Thursday, January 16, 2014

CH Robinson Worldwide (CHRW) Offers Outstanding 30% Capital Gains Potential with a 2.4% Dividend While You Enjoy the Ride

Shares of CH Robinson Worldwide are on the bargain counter at $57. Even in the depths of the 2008 crash, they commanded a multiple of 20x trailing earnings. That is exactly what they command today, even though the world economy is finally beginning to show broad strength in Europe and Asia.

Recent upward revisions in US GDP figures bode well for the future, too.

While CHRW does some shipping, including fresh produce to wholesalers and restaurants, its real niche is logistics. If you do not like math, do not study logistics: it is the science of analyzing the least costly alternative for the shipment of goods. CHRW does it well: according to Etrade data, return on Assets, Equity, and Invested Capital, at 23%, 42% and 43% respectively, are at the very top in the industry.

Growing economic strength is the major reason why the company is expected to beat earnings estimates ($0.68 a share, to be reported in early February and $2.71 for FY 2013, according to Yahoo Finance) for the first time in nearly three years. Many companies will have reported their earnings by then: the strong performance of broad market indexes in the 4th quarter of 2013 already has led to many earnings revisions to the upside. Thus, if you wait for the earnings release, you’ll likely be chasing the shares at a considerably higher price than at present.
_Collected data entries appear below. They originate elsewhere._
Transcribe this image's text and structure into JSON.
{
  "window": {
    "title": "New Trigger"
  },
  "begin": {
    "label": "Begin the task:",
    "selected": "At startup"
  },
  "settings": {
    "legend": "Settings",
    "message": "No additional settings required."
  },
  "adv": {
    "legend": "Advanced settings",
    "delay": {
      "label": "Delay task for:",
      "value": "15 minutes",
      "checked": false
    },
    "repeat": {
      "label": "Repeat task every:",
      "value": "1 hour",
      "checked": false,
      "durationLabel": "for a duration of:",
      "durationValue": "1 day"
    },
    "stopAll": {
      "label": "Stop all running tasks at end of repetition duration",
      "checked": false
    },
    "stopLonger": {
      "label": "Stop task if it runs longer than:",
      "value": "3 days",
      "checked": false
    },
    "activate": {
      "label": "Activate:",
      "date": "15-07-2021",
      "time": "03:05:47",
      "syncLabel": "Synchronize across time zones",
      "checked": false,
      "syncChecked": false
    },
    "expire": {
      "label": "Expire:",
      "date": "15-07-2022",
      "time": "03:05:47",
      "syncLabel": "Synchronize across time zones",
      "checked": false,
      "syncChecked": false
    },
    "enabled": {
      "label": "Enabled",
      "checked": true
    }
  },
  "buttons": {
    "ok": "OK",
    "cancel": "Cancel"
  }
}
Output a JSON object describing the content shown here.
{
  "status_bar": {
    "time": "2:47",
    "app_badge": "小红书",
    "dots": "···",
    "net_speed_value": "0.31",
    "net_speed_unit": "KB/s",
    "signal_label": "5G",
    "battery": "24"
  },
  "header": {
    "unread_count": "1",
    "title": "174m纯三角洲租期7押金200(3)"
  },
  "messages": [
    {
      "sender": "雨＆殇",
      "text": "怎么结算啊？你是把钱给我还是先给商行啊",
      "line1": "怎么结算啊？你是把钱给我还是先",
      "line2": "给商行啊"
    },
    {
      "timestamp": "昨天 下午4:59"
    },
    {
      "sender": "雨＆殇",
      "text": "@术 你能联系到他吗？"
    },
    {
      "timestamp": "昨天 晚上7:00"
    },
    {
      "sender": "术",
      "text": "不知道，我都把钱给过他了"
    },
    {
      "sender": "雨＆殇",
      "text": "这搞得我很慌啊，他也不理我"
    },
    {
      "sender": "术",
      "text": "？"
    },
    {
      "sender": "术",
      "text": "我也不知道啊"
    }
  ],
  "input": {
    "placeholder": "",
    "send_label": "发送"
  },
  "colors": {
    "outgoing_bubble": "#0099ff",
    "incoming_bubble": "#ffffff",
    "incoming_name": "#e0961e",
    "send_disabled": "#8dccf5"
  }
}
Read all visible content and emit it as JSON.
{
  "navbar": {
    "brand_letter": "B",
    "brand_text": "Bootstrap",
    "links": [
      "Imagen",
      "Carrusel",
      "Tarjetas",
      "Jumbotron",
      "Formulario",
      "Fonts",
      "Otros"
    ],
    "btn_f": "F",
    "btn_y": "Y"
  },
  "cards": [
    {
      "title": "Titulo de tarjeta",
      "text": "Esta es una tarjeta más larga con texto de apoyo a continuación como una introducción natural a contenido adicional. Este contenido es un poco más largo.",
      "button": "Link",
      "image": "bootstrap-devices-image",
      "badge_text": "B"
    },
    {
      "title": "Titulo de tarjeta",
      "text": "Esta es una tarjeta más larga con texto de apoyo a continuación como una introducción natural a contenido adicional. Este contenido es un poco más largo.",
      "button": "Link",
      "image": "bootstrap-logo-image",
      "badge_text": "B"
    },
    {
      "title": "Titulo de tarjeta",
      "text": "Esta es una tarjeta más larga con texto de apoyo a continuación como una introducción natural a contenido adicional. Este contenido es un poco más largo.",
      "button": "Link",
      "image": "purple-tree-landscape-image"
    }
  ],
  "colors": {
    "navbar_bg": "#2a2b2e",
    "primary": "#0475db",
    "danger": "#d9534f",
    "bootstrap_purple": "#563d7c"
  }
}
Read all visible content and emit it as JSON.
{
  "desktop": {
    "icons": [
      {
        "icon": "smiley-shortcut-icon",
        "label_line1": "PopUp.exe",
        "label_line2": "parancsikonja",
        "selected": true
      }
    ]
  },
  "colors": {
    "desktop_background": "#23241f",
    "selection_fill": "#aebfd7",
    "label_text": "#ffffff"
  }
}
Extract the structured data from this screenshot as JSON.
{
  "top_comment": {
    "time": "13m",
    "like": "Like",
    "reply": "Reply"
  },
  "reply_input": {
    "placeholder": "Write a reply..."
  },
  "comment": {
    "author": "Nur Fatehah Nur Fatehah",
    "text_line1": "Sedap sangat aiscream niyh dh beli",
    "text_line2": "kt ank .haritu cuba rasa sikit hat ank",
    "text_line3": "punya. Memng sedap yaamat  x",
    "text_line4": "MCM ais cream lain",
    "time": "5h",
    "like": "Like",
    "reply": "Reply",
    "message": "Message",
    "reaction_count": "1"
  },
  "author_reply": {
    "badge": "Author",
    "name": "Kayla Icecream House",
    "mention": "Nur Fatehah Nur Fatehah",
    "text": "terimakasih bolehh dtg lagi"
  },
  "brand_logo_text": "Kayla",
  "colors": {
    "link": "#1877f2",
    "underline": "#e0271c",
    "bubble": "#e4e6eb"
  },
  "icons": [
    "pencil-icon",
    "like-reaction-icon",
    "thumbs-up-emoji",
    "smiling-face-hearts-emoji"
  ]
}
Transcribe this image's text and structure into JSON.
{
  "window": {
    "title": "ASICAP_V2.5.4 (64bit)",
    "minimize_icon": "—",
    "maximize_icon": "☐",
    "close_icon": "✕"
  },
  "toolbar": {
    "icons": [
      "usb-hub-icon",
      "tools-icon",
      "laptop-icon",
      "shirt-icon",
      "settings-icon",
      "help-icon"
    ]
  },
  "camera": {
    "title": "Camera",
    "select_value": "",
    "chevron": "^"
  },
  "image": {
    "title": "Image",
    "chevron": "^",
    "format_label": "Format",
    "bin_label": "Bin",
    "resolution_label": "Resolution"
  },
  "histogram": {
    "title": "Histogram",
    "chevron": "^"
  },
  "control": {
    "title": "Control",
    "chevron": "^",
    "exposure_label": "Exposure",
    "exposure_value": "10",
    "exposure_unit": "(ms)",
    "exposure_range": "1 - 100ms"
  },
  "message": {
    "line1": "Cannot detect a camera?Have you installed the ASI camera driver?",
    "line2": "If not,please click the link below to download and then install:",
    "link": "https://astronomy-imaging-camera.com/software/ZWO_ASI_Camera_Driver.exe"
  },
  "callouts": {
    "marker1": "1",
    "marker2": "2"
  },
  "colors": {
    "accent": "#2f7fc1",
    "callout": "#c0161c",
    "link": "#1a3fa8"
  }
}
Earnings have been depressed because of costs imposed by digesting Phoenix International and Apreo Logistics, freight forwarding companies located in the U.S. (Chicago), and Poland, respectively. In addition, the freight forwarding sector, being more cutthroat, cannot boast as high a profit margin for CHRW as its other businesses. Both of these headwinds should lessen in the near future, making sales and earnings comparisons more favorable. In its November conference call, the company projected 5%-10% annual revenue and EPS growth for the next few years. Since then, GDP growth in the US and worldwide has been revised upward: the latter especially due to strength in the Eurozone.

2014 projected EPS of $3.01 therefore appears achievable and could easily prove conservative. As growth resumes and profit margins return to more traditional levels, some PE expansion should occur as well. A multiple of 25x trailing earnings was typical of periods in the past when CH Robinson was growing at these rates. Applying this multiple for 2014 earnings provides us with a target price of $75 a share by the end of this year which would be a 30% gain from current levels.

The company has a solid balance sheet with negligible long-term debt. Cash flow growth has been strong and the well covered dividend (payout ratio less than 50%) provides a 2.4% yield, well above the S&P500 yield of 1.8%. What about those return on assets and equity figures that were discussed earlier? They have been growing steadily over the last decade, and barely blinked in the 2009 crash.

Perhaps this explains why the shares are less risky than the overall market, with a beta of 0.7.

With strong support at $55 over the last 12 months, downside risk is limited. Especially encouraging is this support has held even though earnings reports (and revisions) have been disappointing over the last two years. Technically, then, the bad news appears baked into the current price of the shares. The good news coming up in 2014 should propel CHRW stock higher in the next few quarters.